01 Aug

You've created a stellar job posting and have had a bevy of candidates apply for the open position at your company. Congratulations! But before you make a hiring decision, you need to interview prospective candidates. In-person interviews are a hefty investment of time and team resources, so you want to make sure the candidates you bring in are the best of the bunch.

Enter the pre-screening interview. 

A pre-screening interview allows you to ask candidates some preliminary questions over the phone to determine whether they are qualified for the job opening. Pre-screening can help weed out unqualified candidates before wasting time interviewing them in person. This is a way of narrowing down the pool and ultimately saving your team valuable time and resources. Read on to learn more about conducting the perfect pre-screening interview. 

Keep it short and simple.

 Plan on a brief 15- 30-minute interview. A quick phone call can reveal pertinent information about skill set, experience, and attitude that enable you to make an educated decision on whether the candidate should move on in the interview process. A pre-screening interview is also a great time to begin pitching the benefits of the position to the candidate if you feel they might be a good fit. 

Prepare beforehand.

 The phone screening interview is your first contact with a candidate and is vital to building a relationship with them. An effective phone screen helps the candidate learn about your company as much as the screening enables you to learn about them. Therefore, even though it is a less formal interview, it's essential to be organized and professional. 

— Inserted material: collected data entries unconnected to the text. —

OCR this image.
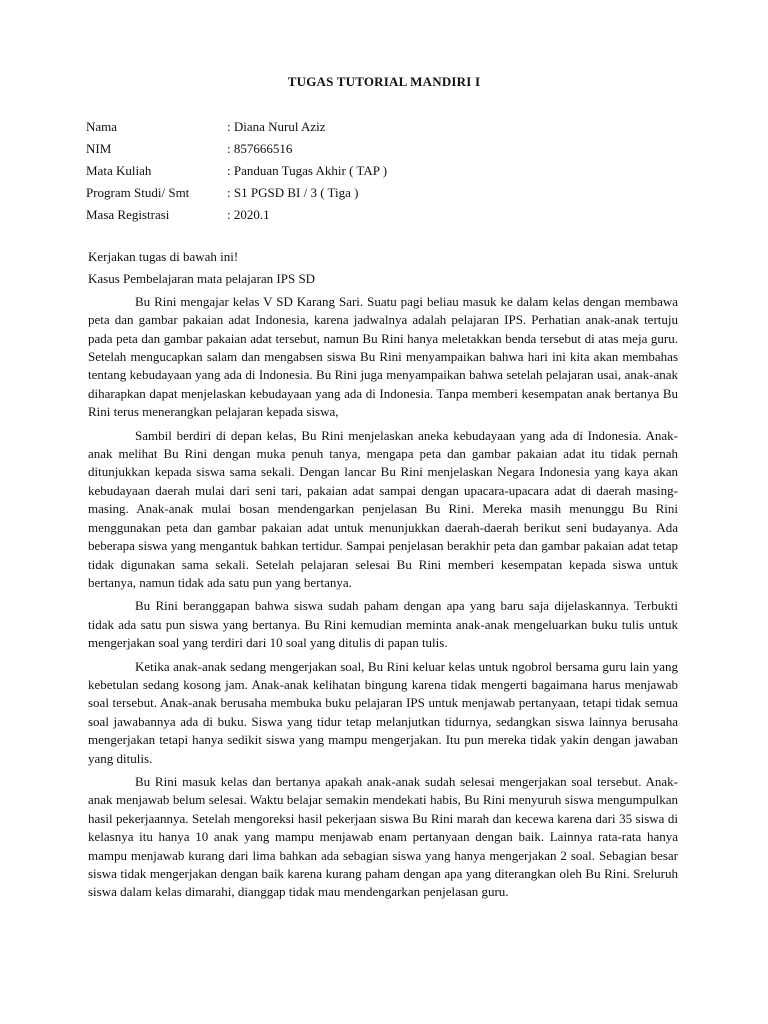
TUGAS TUTORIAL MANDIRI I
Nama	: Diana Nurul Aziz
NIM	: 857666516
Mata Kuliah	: Panduan Tugas Akhir ( TAP )
Program Studi/ Smt	: S1 PGSD BI / 3 ( Tiga )
Masa Registrasi	: 2020.1

Kerjakan tugas di bawah ini!

Kasus Pembelajaran mata pelajaran IPS SD

Bu Rini mengajar kelas V SD Karang Sari. Suatu pagi beliau masuk ke dalam kelas dengan membawa peta dan gambar pakaian adat Indonesia, karena jadwalnya adalah pelajaran IPS. Perhatian anak-anak tertuju pada peta dan gambar pakaian adat tersebut, namun Bu Rini hanya meletakkan benda tersebut di atas meja guru. Setelah mengucapkan salam dan mengabsen siswa Bu Rini menyampaikan bahwa hari ini kita akan membahas tentang kebudayaan yang ada di Indonesia. Bu Rini juga menyampaikan bahwa setelah pelajaran usai, anak-anak diharapkan dapat menjelaskan kebudayaan yang ada di Indonesia. Tanpa memberi kesempatan anak bertanya Bu Rini terus menerangkan pelajaran kepada siswa,

Sambil berdiri di depan kelas, Bu Rini menjelaskan aneka kebudayaan yang ada di Indonesia. Anak-anak melihat Bu Rini dengan muka penuh tanya, mengapa peta dan gambar pakaian adat itu tidak pernah ditunjukkan kepada siswa sama sekali. Dengan lancar Bu Rini menjelaskan Negara Indonesia yang kaya akan kebudayaan daerah mulai dari seni tari, pakaian adat sampai dengan upacara-upacara adat di daerah masing-masing. Anak-anak mulai bosan mendengarkan penjelasan Bu Rini. Mereka masih menunggu Bu Rini menggunakan peta dan gambar pakaian adat untuk menunjukkan daerah-daerah berikut seni budayanya. Ada beberapa siswa yang mengantuk bahkan tertidur. Sampai penjelasan berakhir peta dan gambar pakaian adat tetap tidak digunakan sama sekali. Setelah pelajaran selesai Bu Rini memberi kesempatan kepada siswa untuk bertanya, namun tidak ada satu pun yang bertanya.

Bu Rini beranggapan bahwa siswa sudah paham dengan apa yang baru saja dijelaskannya. Terbukti tidak ada satu pun siswa yang bertanya. Bu Rini kemudian meminta anak-anak mengeluarkan buku tulis untuk mengerjakan soal yang terdiri dari 10 soal yang ditulis di papan tulis.

Ketika anak-anak sedang mengerjakan soal, Bu Rini keluar kelas untuk ngobrol bersama guru lain yang kebetulan sedang kosong jam. Anak-anak kelihatan bingung karena tidak mengerti bagaimana harus menjawab soal tersebut. Anak-anak berusaha membuka buku pelajaran IPS untuk menjawab pertanyaan, tetapi tidak semua soal jawabannya ada di buku. Siswa yang tidur tetap melanjutkan tidurnya, sedangkan siswa lainnya berusaha mengerjakan tetapi hanya sedikit siswa yang mampu mengerjakan. Itu pun mereka tidak yakin dengan jawaban yang ditulis.

Bu Rini masuk kelas dan bertanya apakah anak-anak sudah selesai mengerjakan soal tersebut. Anak-anak menjawab belum selesai. Waktu belajar semakin mendekati habis, Bu Rini menyuruh siswa mengumpulkan hasil pekerjaannya. Setelah mengoreksi hasil pekerjaan siswa Bu Rini marah dan kecewa karena dari 35 siswa di kelasnya itu hanya 10 anak yang mampu menjawab enam pertanyaan dengan baik. Lainnya rata-rata hanya mampu menjawab kurang dari lima bahkan ada sebagian siswa yang hanya mengerjakan 2 soal. Sebagian besar siswa tidak mengerjakan dengan baik karena kurang paham dengan apa yang diterangkan oleh Bu Rini. Sreluruh siswa dalam kelas dimarahi, dianggap tidak mau mendengarkan penjelasan guru.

To best prepare for the pre-screening interview, make sure that you understand the core competencies for the position and have formulated questions based on those skills. Next, review the candidate's resume and social media accounts and outline specific areas where you have questions or concerns. Finally, write a brief introduction with selling points about your company and job position to share with the candidate. 

Get organized.

 Once you have scheduled a time and set expectations for the interview, prepare 3-5 questions for the candidate related to current and previous experience, education, or competencies and behaviors. Make sure to allow for time at the end of the interview for the candidate to ask questions about the position and close with detailed information about the next steps in the process. Take good notes and document your findings in your applicant tracking system. 

Some General Tips

Here are a few general tips to make sure you get the most out of your pre-screening interviews: 

  • Make sure to ask about the candidate's credentials, skills, and education listed on their resume. 
  • Put your listening ears on, and make sure you give the candidate the floor at least 70% of the time. 
  • Listen closely for red flags like speaking negatively about a former employer, getting distracted, focusing too much on money, a lack of enthusiasm, and having no basic knowledge of the job description or company. 
  • Stay consistent with your questions for each candidate. Each interview will be unique but have a core list of questions you ask all candidates to avoid bias. Limit the number of interviews you do each day and give yourself time to reset between interviews. If you have a large candidate pool, the interviews can all start to run together. 
  • Limit the number of interviews you choose to do each day to prevent burnout (we suggest no more than four), and make sure you give yourself at least 30 minutes to reset between interviews.

It's not easy to find the perfect candidate, but a pre-screening interview can help you identify which applicants stand out as the best fit for your company and the job role. Employing the above methods to prepare for pre-screening interviews will help you decide who is worthy of moving onto face-to-face interviews and set you up for success in the rest of the hiring process.